My postanowiliśmy skupić się na innym miejscu, było tam mnóstwo samochodów, wiec wywnioskowaliśmy, że pewnie jest to popularny lokal i tam też zajrzeliśmy.
W tym miejscu mieści się sklep z kamieniami, bar gdzie dostaliśmy dobrą kawę i ciastka, oraz coś co zadowoli każdego turystę możliwość przesiania sobie wiadra kamieni i piasku za $10.

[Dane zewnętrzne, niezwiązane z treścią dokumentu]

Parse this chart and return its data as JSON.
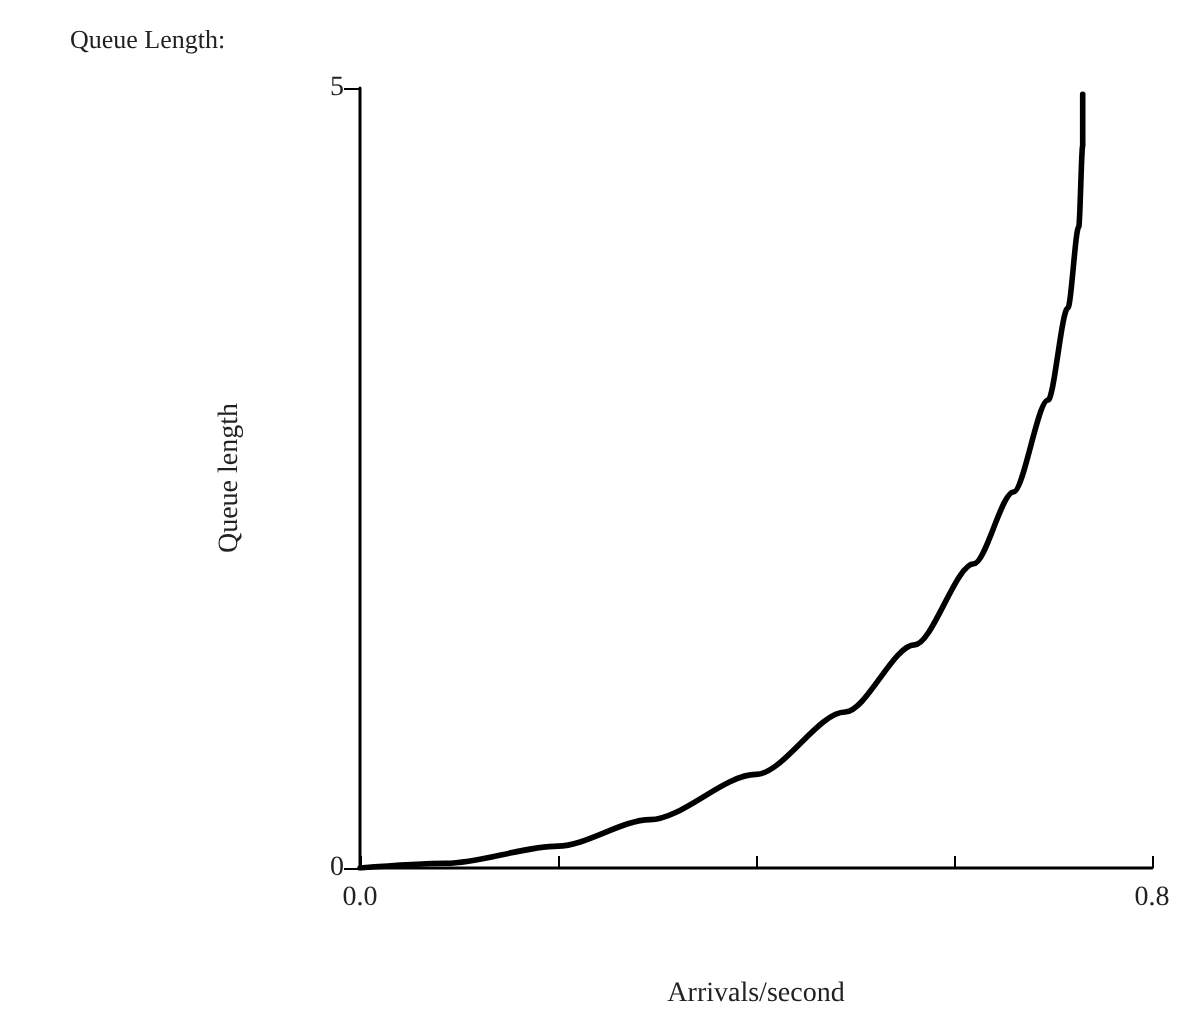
{
  "chart_data": {
    "type": "line",
    "title": "Queue Length:",
    "xlabel": "Arrivals/second",
    "ylabel": "Queue length",
    "x": [
      0,
      0.087,
      0.2,
      0.293,
      0.4,
      0.49,
      0.56,
      0.62,
      0.66,
      0.695,
      0.715,
      0.726,
      0.73,
      0.73
    ],
    "series": [
      {
        "color": "#000000",
        "values": [
          0,
          0.03,
          0.14,
          0.31,
          0.6,
          1.0,
          1.43,
          1.95,
          2.41,
          3.0,
          3.59,
          4.11,
          4.63,
          4.96
        ]
      }
    ],
    "xlim": [
      0,
      0.8
    ],
    "xticks": [
      {
        "value": 0,
        "label": "0.0"
      },
      {
        "value": 0.2,
        "label": null
      },
      {
        "value": 0.4,
        "label": null
      },
      {
        "value": 0.6,
        "label": null
      },
      0.8
    ],
    "ylim": [
      0,
      5
    ],
    "yticks": [
      0,
      5
    ],
    "grid": false
  }
}
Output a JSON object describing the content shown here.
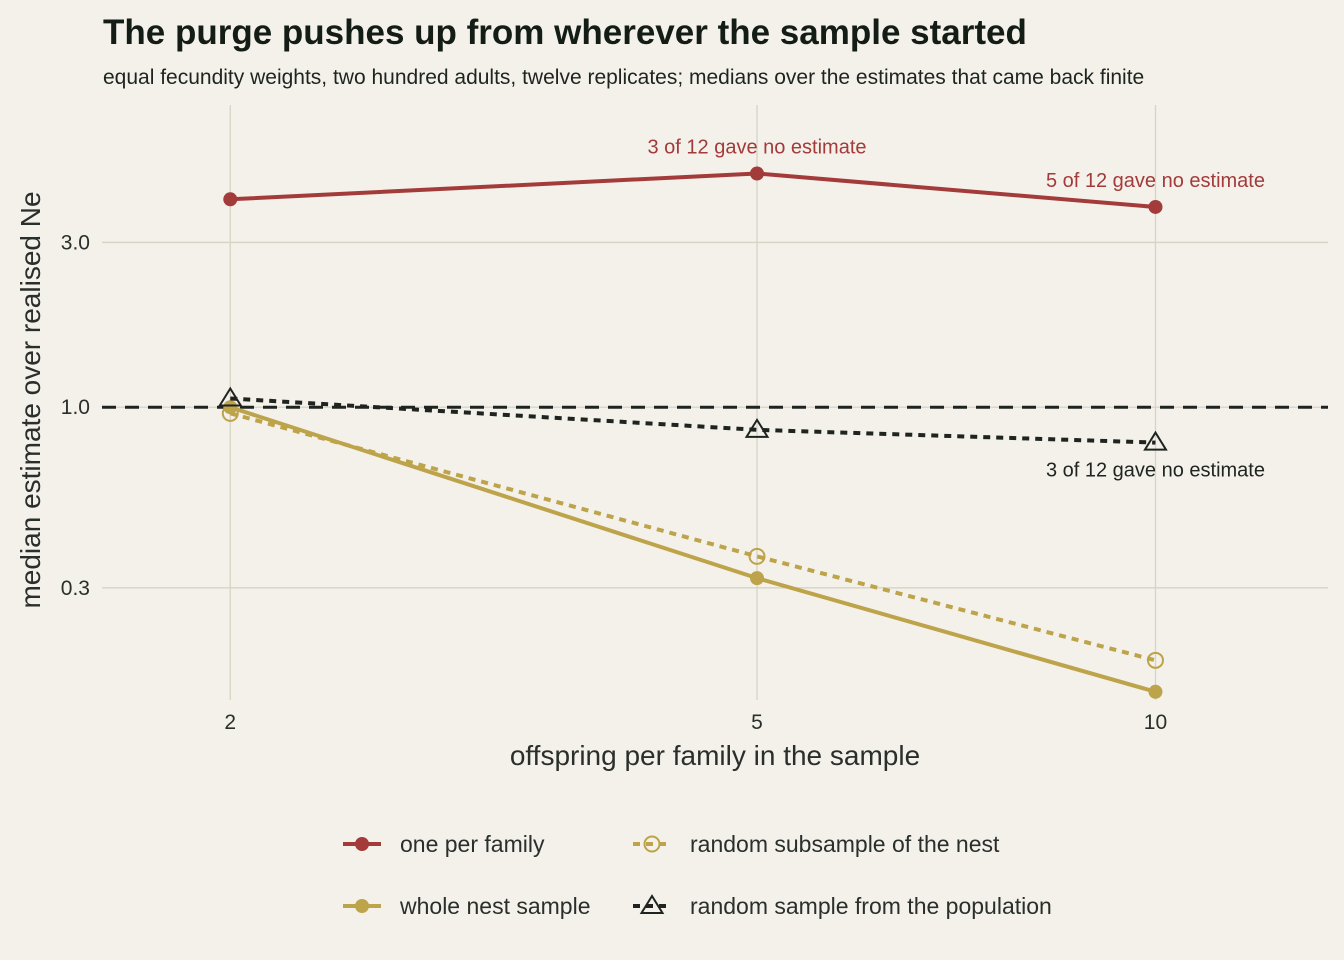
{
  "title": "The purge pushes up from wherever the sample started",
  "subtitle": "equal fecundity weights, two hundred adults, twelve replicates; medians over the estimates that came back finite",
  "chart_data": {
    "type": "line",
    "xlabel": "offspring per family in the sample",
    "ylabel": "median estimate over realised Ne",
    "x": [
      2,
      5,
      10
    ],
    "x_ticks": [
      2,
      5,
      10
    ],
    "x_tick_labels": [
      "2",
      "5",
      "10"
    ],
    "x_scale": "log",
    "xlim": [
      1.6,
      13.5
    ],
    "y_scale": "log",
    "ylim": [
      0.142,
      7.5
    ],
    "y_ticks": [
      0.3,
      1.0,
      3.0
    ],
    "y_tick_labels": [
      "0.3",
      "1.0",
      "3.0"
    ],
    "reference_line": {
      "y": 1.0,
      "style": "dashed"
    },
    "grid": true,
    "legend_position": "bottom",
    "series": [
      {
        "name": "one per family",
        "values": [
          4.0,
          4.75,
          3.8
        ],
        "color": "#a33b3b",
        "dash": "solid",
        "marker": "filled-circle"
      },
      {
        "name": "whole nest sample",
        "values": [
          1.0,
          0.32,
          0.15
        ],
        "color": "#bda34a",
        "dash": "solid",
        "marker": "filled-circle"
      },
      {
        "name": "random subsample of the nest",
        "values": [
          0.96,
          0.37,
          0.185
        ],
        "color": "#bda34a",
        "dash": "dotted",
        "marker": "open-circle"
      },
      {
        "name": "random sample from the population",
        "values": [
          1.06,
          0.86,
          0.79
        ],
        "color": "#1f2420",
        "dash": "dotted",
        "marker": "open-triangle"
      }
    ],
    "annotations": [
      {
        "text": "3 of 12 gave no estimate",
        "x": 5,
        "y": 4.75,
        "placement": "above",
        "color": "#a33b3b"
      },
      {
        "text": "5 of 12 gave no estimate",
        "x": 10,
        "y": 3.8,
        "placement": "above",
        "color": "#a33b3b"
      },
      {
        "text": "3 of 12 gave no estimate",
        "x": 10,
        "y": 0.79,
        "placement": "below",
        "color": "#1f2420"
      }
    ]
  },
  "colors": {
    "background": "#f3f1ea",
    "grid": "#d6d4c4",
    "text": "#2a2f2b"
  }
}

Przed wejście wita nas wielki pierścionek






Bar w którym dostaliśmy kawę i ciastka. Można tam również zamówić dania obiadowe i smacznie zjeść


 
Poniżej na zdjęciach widać miejsce gdzie kupujemy sobie wiaderko i przesiewamy, płuczemy i grzebiemy w kamyczkach. Może coś się znajdzie :)
My się na to nie zdecydowaliśmy, jakiś czas temu była z córką w miejscu i szukałyśmy również kamyczków - Mt. Hay. Polecam post na ten temat.







 
Poniżej kilka zdjęć z okolicy, czyli jak ludzie tu mieszkają.
W każdym miejscu napotykaliśmy przeróżne zwierzaki, jak kucyki, krowy i świnie.


KUCYKI

KROWA

ŚWINIE - Jak się nie mylę czarne to wietnamskie :)


 
Poniżej kilka zdjęć z okolicy, chcemy pokazać jak wygląda właściwie ta okolica, wszędzie jest pełno pagórków które jak się można domyśleć pochodzą z przekopywania ziemi.



 
Po drodze natrafiliśmy również na miejsce, gdzie ustawione są stare maszyny, wraki samochodów.
Czyli historia tego miejsca i to jak sobie ludzie radzili do tej pory w poszukiwaniach kamieni.










 
W drodze powrotnej naszą uwagę przyciągnął inny samochód osobowy stojący po środku pola. Jak się okazało ludzie obserwowali wielbłąda, i postanowiliśmy zrobić to samo.
Obserwowani przez krowy, dotarliśmy do wielbłąda :)

 
Poniżej na zdjęciach widać campery i inne budynki należące do ludzi cały czas szukających kamieni.


 
I to na tyle z naszej dzisiejszej wycieczki.
Nam się podobało, mam nadzieję, że Wam również podobało się czytanie.
Jeśli chcielibyście poczytać więcej o poszukiwaniach szafirów i tej okolicy polecam stronkę:
 
 
 

5 komentarzy:

  1. Wspaniała wycieczka :) piękne krajobrazy, kocham małe australijskie górnicze miasteczka. Naprawdę można tak na własną rękę nie będąc zawodowym górnikiem szukać kamieni??? Nad fotką wielbłąda są zdaje są moje ulubione krówki Brahmany :)
    Pozdrowienia, Ewa

    OdpowiedzUsuń
  2. Kocham nietoperze, może to dziwne, ale mnie się podobają te zwierzątka ;)
    Lubię, gdy piszesz o wycieczkach, wspaniała wyprawa, ciekawe miejsce. Górnicze miasteczka podobają mi się bardziej, niż duże portowe miasta Australii. Fajny ten bar. Mam pytanie, czy spotkałaś się Dominiko w Australii z ice cream soda, jeżeli tak, to smakowało Ci? Nigdy nie jadłam tego deseru, nie jest popularny w Polsce, ale w Australii i Wielkiej Brytanii chyba tak :)
    Kasia

    OdpowiedzUsuń
  3. Hej dziewczyny, cieszę się że artykuł się podobał. Co do Ice cream soda, nie próbowaliśmy, czytałam przed chwilą o tym i jak to wygląda i opis mnie nie zachęcił więc może nie będziemy próbować :) Choć jeśli się nawinie to zobaczymy. Pozdrawiam

    OdpowiedzUsuń
  4. Cześć. Bloga znalazłam przez przypadek szukając informacji na temat emigracji do Australii. Czy zawód geologa jest pożądany?

    OdpowiedzUsuń
    Odpowiedzi
    1. Zawód "geolog" jak najbardziej. Jeśli Cię interesuje ta tematyka, jak najbardziej są duże szanse n znalezienie pracy. Najwięcej pracy w tym zawodzi jest w Zachodniej Australii.